Dans le monde romain, est vernaculaire tout ce qui est confectionné, tissé, élevé à la maison et destiné à l’usage domestique plutôt qu’à la vente. C’est Ivan Illich qui est allé rechercher ce terme et a élargi son champ d’application. Dans Le Travail fantôme, en 1981, il explique : "Il nous faut un mot simple, direct, pour désigner les activités des gens lorsqu’ils ne sont pas motivés par des pensées d’échange, un mot qualifiant les actions autonomes, hors marché, au moyen desquelles les gens satisfont leurs besoins quotidiens– actions échappant, par leur nature même, au contrôle bureaucratique, satisfaisant des besoins auxquels, par ce processus même, elles donnent leur forme spécifique".

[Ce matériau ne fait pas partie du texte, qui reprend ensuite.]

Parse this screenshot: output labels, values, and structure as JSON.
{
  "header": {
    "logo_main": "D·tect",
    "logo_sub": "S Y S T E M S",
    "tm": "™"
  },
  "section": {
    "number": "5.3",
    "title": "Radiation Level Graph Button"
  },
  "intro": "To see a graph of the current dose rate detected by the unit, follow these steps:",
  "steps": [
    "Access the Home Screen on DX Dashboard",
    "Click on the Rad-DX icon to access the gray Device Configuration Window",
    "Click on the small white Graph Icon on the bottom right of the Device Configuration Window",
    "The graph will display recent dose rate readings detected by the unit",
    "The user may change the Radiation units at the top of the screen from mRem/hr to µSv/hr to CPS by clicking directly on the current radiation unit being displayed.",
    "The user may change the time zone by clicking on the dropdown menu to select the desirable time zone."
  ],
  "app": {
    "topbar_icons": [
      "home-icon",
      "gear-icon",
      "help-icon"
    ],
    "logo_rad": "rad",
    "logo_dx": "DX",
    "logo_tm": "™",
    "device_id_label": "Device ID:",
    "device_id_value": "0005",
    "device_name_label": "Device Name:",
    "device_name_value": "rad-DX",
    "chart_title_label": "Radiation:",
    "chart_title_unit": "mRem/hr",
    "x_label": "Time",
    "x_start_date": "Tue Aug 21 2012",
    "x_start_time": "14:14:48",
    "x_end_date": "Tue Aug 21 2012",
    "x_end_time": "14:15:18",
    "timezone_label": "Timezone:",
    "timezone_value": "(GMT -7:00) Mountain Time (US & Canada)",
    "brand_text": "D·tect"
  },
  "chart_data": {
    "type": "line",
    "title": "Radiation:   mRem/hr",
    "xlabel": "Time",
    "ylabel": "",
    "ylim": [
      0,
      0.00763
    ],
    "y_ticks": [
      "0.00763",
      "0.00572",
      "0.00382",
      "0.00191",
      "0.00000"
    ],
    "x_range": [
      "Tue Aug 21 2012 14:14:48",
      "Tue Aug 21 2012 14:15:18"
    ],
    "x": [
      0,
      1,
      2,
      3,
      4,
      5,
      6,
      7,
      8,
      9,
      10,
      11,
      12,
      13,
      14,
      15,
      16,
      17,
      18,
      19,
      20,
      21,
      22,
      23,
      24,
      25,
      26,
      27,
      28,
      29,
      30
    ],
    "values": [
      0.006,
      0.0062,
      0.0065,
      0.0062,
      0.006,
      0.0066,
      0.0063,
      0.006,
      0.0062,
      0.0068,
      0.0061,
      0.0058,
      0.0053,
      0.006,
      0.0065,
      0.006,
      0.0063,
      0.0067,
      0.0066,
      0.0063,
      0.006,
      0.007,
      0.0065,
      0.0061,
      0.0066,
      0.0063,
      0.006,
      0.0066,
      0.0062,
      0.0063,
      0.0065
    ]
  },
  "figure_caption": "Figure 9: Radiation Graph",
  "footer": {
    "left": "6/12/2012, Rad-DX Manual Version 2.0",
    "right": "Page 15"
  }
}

L’activité vernaculaire répond aux besoins, génère des usages en utilisant des ressources locales et par la mise à disposition gratuite de temps et de compétences entre personnes librement alliées. Elle favorise et valorise ainsi la cohésion sociale des communautés alors que le marché isole de part des intérêts divergents.
Dans les territoires industrialisés, la sphère du vernaculaire est très réduite à cause de la privatisation de l’accès aux ressources naturelles mais nous pouvons chercher à l’étendre. Bien que ce ne soit pas revendiqué comme tel, ce qui est réellement novateur dans les pratiques de certaines alternatives comme la ZAD de Notre-Dame-des-Landes (gestion collective de la filière bois de l’arbre à la construction, entretien librement partagé des potagers, mise en commun d’outils, bibliothèque commune, non marché) peut être analysé comme extension du vernaculaire.
(1) Majid Rahnema, Quand la misère chasse la pauvreté, éd. Babel/Actes Sud, p.15.